The current study provides insight into assessments of AD severity in one of the largest US managed care settings; however, several limitations must be considered. Since there are no ICD codes specific to AD severity stages, we utilized keywords to identify mild, moderate, and severe AD cohorts. This method allowed us to efficiently examine a large volume of clinical note data, but likely missed clinical context that may have clarified some of the discordant findings. For example, the temporal relationship between a clinical assessment and objective assessment that appeared within the same note was not evaluated. Such context would require a validating chart review. In addition, retrospective analyses are inherently more susceptible to confounding variables than prospective studies [26]. We examined factors that could have impacted concordance, such as concurrent symptoms and comorbidities. Symptoms and comorbidities were identified using diagnostic codes, which can be subject to inaccuracy and/or undercoding [27]. We could not explore possible root causes of discordance between subjective and objective assessments of patients with AD since it was beyond the scope of this descriptive study. Clinician’s subjective assessment and test-derived objective assessment are two reiterative processes that are difficult to separate. Furthermore, MoCA screening might only be appropriate for assessment of earlier stages of AD in the elderly, which may have contributed to some of the observed discordance [8]. Finally, these findings from a population of veterans in the VA healthcare system may not be generalizable to the overall US population and healthcare system. While our findings do not specifically address changes that may be needed in clinical practice, they serve to raise awareness regarding discrepancies between subjective and objective assessments of cognitive impairment—these discrepancies can impact clinical decisions.

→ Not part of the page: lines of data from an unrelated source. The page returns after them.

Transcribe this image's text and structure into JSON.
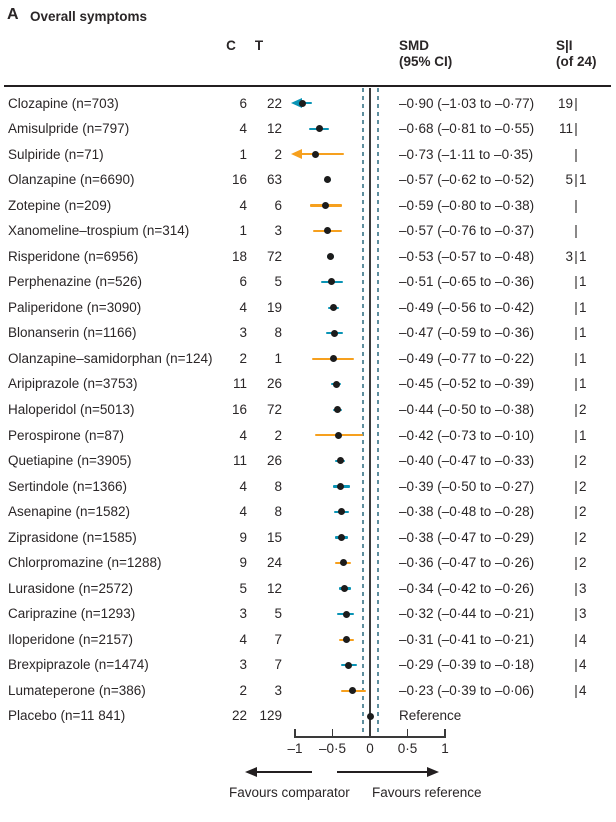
{
  "panel": {
    "label": "A",
    "title": "Overall symptoms"
  },
  "columns": {
    "c": "C",
    "t": "T",
    "smd": "SMD\n(95% CI)",
    "si": "S|I\n(of 24)",
    "si_separator": "|"
  },
  "axis": {
    "ticks": [
      "–1",
      "–0·5",
      "0",
      "0·5",
      "1"
    ],
    "range": [
      -1,
      1
    ],
    "reference_line": 0,
    "dashed_guides": [
      -0.1,
      0.1
    ],
    "left_label": "Favours comparator",
    "right_label": "Favours reference"
  },
  "colors": {
    "teal": "#0a94b5",
    "orange": "#f6a01e",
    "ink": "#1c1c1c"
  },
  "chart_data": {
    "type": "scatter",
    "variant": "forest-plot",
    "title": "A Overall symptoms",
    "xlabel": "SMD (95% CI)",
    "xlim": [
      -1,
      1
    ],
    "legend_position": "none",
    "grid": false,
    "rows": [
      {
        "name": "Clozapine (n=703)",
        "c": "6",
        "t": "22",
        "est": -0.9,
        "lo": -1.03,
        "hi": -0.77,
        "clipped": true,
        "color": "teal",
        "smd": "–0·90 (–1·03 to –0·77)",
        "si": {
          "s": "19",
          "i": ""
        }
      },
      {
        "name": "Amisulpride (n=797)",
        "c": "4",
        "t": "12",
        "est": -0.68,
        "lo": -0.81,
        "hi": -0.55,
        "clipped": false,
        "color": "teal",
        "smd": "–0·68 (–0·81 to –0·55)",
        "si": {
          "s": "11",
          "i": ""
        }
      },
      {
        "name": "Sulpiride (n=71)",
        "c": "1",
        "t": "2",
        "est": -0.73,
        "lo": -1.11,
        "hi": -0.35,
        "clipped": true,
        "color": "orange",
        "smd": "–0·73 (–1·11 to –0·35)",
        "si": {
          "s": "",
          "i": ""
        }
      },
      {
        "name": "Olanzapine (n=6690)",
        "c": "16",
        "t": "63",
        "est": -0.57,
        "lo": -0.62,
        "hi": -0.52,
        "clipped": false,
        "color": "teal",
        "smd": "–0·57 (–0·62 to –0·52)",
        "si": {
          "s": "5",
          "i": "1"
        }
      },
      {
        "name": "Zotepine (n=209)",
        "c": "4",
        "t": "6",
        "est": -0.59,
        "lo": -0.8,
        "hi": -0.38,
        "clipped": false,
        "color": "orange",
        "smd": "–0·59 (–0·80 to –0·38)",
        "si": {
          "s": "",
          "i": ""
        }
      },
      {
        "name": "Xanomeline–trospium (n=314)",
        "c": "1",
        "t": "3",
        "est": -0.57,
        "lo": -0.76,
        "hi": -0.37,
        "clipped": false,
        "color": "orange",
        "smd": "–0·57 (–0·76 to –0·37)",
        "si": {
          "s": "",
          "i": ""
        }
      },
      {
        "name": "Risperidone (n=6956)",
        "c": "18",
        "t": "72",
        "est": -0.53,
        "lo": -0.57,
        "hi": -0.48,
        "clipped": false,
        "color": "teal",
        "smd": "–0·53 (–0·57 to –0·48)",
        "si": {
          "s": "3",
          "i": "1"
        }
      },
      {
        "name": "Perphenazine (n=526)",
        "c": "6",
        "t": "5",
        "est": -0.51,
        "lo": -0.65,
        "hi": -0.36,
        "clipped": false,
        "color": "teal",
        "smd": "–0·51 (–0·65 to –0·36)",
        "si": {
          "s": "",
          "i": "1"
        }
      },
      {
        "name": "Paliperidone (n=3090)",
        "c": "4",
        "t": "19",
        "est": -0.49,
        "lo": -0.56,
        "hi": -0.42,
        "clipped": false,
        "color": "teal",
        "smd": "–0·49 (–0·56 to –0·42)",
        "si": {
          "s": "",
          "i": "1"
        }
      },
      {
        "name": "Blonanserin (n=1166)",
        "c": "3",
        "t": "8",
        "est": -0.47,
        "lo": -0.59,
        "hi": -0.36,
        "clipped": false,
        "color": "teal",
        "smd": "–0·47 (–0·59 to –0·36)",
        "si": {
          "s": "",
          "i": "1"
        }
      },
      {
        "name": "Olanzapine–samidorphan (n=124)",
        "c": "2",
        "t": "1",
        "est": -0.49,
        "lo": -0.77,
        "hi": -0.22,
        "clipped": false,
        "color": "orange",
        "smd": "–0·49 (–0·77 to –0·22)",
        "si": {
          "s": "",
          "i": "1"
        }
      },
      {
        "name": "Aripiprazole (n=3753)",
        "c": "11",
        "t": "26",
        "est": -0.45,
        "lo": -0.52,
        "hi": -0.39,
        "clipped": false,
        "color": "teal",
        "smd": "–0·45 (–0·52 to –0·39)",
        "si": {
          "s": "",
          "i": "1"
        }
      },
      {
        "name": "Haloperidol (n=5013)",
        "c": "16",
        "t": "72",
        "est": -0.44,
        "lo": -0.5,
        "hi": -0.38,
        "clipped": false,
        "color": "teal",
        "smd": "–0·44 (–0·50 to –0·38)",
        "si": {
          "s": "",
          "i": "2"
        }
      },
      {
        "name": "Perospirone (n=87)",
        "c": "4",
        "t": "2",
        "est": -0.42,
        "lo": -0.73,
        "hi": -0.1,
        "clipped": false,
        "color": "orange",
        "smd": "–0·42 (–0·73 to –0·10)",
        "si": {
          "s": "",
          "i": "1"
        }
      },
      {
        "name": "Quetiapine (n=3905)",
        "c": "11",
        "t": "26",
        "est": -0.4,
        "lo": -0.47,
        "hi": -0.33,
        "clipped": false,
        "color": "teal",
        "smd": "–0·40 (–0·47 to –0·33)",
        "si": {
          "s": "",
          "i": "2"
        }
      },
      {
        "name": "Sertindole (n=1366)",
        "c": "4",
        "t": "8",
        "est": -0.39,
        "lo": -0.5,
        "hi": -0.27,
        "clipped": false,
        "color": "teal",
        "smd": "–0·39 (–0·50 to –0·27)",
        "si": {
          "s": "",
          "i": "2"
        }
      },
      {
        "name": "Asenapine (n=1582)",
        "c": "4",
        "t": "8",
        "est": -0.38,
        "lo": -0.48,
        "hi": -0.28,
        "clipped": false,
        "color": "teal",
        "smd": "–0·38 (–0·48 to –0·28)",
        "si": {
          "s": "",
          "i": "2"
        }
      },
      {
        "name": "Ziprasidone (n=1585)",
        "c": "9",
        "t": "15",
        "est": -0.38,
        "lo": -0.47,
        "hi": -0.29,
        "clipped": false,
        "color": "teal",
        "smd": "–0·38 (–0·47 to –0·29)",
        "si": {
          "s": "",
          "i": "2"
        }
      },
      {
        "name": "Chlorpromazine (n=1288)",
        "c": "9",
        "t": "24",
        "est": -0.36,
        "lo": -0.47,
        "hi": -0.26,
        "clipped": false,
        "color": "orange",
        "smd": "–0·36 (–0·47 to –0·26)",
        "si": {
          "s": "",
          "i": "2"
        }
      },
      {
        "name": "Lurasidone (n=2572)",
        "c": "5",
        "t": "12",
        "est": -0.34,
        "lo": -0.42,
        "hi": -0.26,
        "clipped": false,
        "color": "teal",
        "smd": "–0·34 (–0·42 to –0·26)",
        "si": {
          "s": "",
          "i": "3"
        }
      },
      {
        "name": "Cariprazine (n=1293)",
        "c": "3",
        "t": "5",
        "est": -0.32,
        "lo": -0.44,
        "hi": -0.21,
        "clipped": false,
        "color": "teal",
        "smd": "–0·32 (–0·44 to –0·21)",
        "si": {
          "s": "",
          "i": "3"
        }
      },
      {
        "name": "Iloperidone (n=2157)",
        "c": "4",
        "t": "7",
        "est": -0.31,
        "lo": -0.41,
        "hi": -0.21,
        "clipped": false,
        "color": "orange",
        "smd": "–0·31 (–0·41 to –0·21)",
        "si": {
          "s": "",
          "i": "4"
        }
      },
      {
        "name": "Brexpiprazole (n=1474)",
        "c": "3",
        "t": "7",
        "est": -0.29,
        "lo": -0.39,
        "hi": -0.18,
        "clipped": false,
        "color": "teal",
        "smd": "–0·29 (–0·39 to –0·18)",
        "si": {
          "s": "",
          "i": "4"
        }
      },
      {
        "name": "Lumateperone (n=386)",
        "c": "2",
        "t": "3",
        "est": -0.23,
        "lo": -0.39,
        "hi": -0.06,
        "clipped": false,
        "color": "orange",
        "smd": "–0·23 (–0·39 to –0·06)",
        "si": {
          "s": "",
          "i": "4"
        }
      },
      {
        "name": "Placebo (n=11 841)",
        "c": "22",
        "t": "129",
        "est": 0,
        "lo": null,
        "hi": null,
        "clipped": false,
        "color": "ink",
        "smd": "Reference",
        "si": null
      }
    ]
  }
}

The burden of AD among veterans is expected to increase, not only as a result of population aging, but also due to the prevalence of other potential risk factors for dementia such as traumatic brain injury and PTSD in this population [28,29,30]. Additional areas of investigation in the veteran’s population include evaluating the impact of AD diagnosis on healthcare utilization and an exploration of whether certain comorbidities may influence the duration of time from MCI diagnosis to onset of AD.


We found higher concordance between clinical assessment and objective instruments in dementia specialty clinics compared with non-dementia clinics. Remarkably, approximately 40% of notes in the mild AD cohort were assessed as more severe by the objective test assessments. Since early-stage AD is the preferred target of anti-amyloid therapies, these data indicate a critical need for improved understanding of AD clinical assessments and clinical decision-making.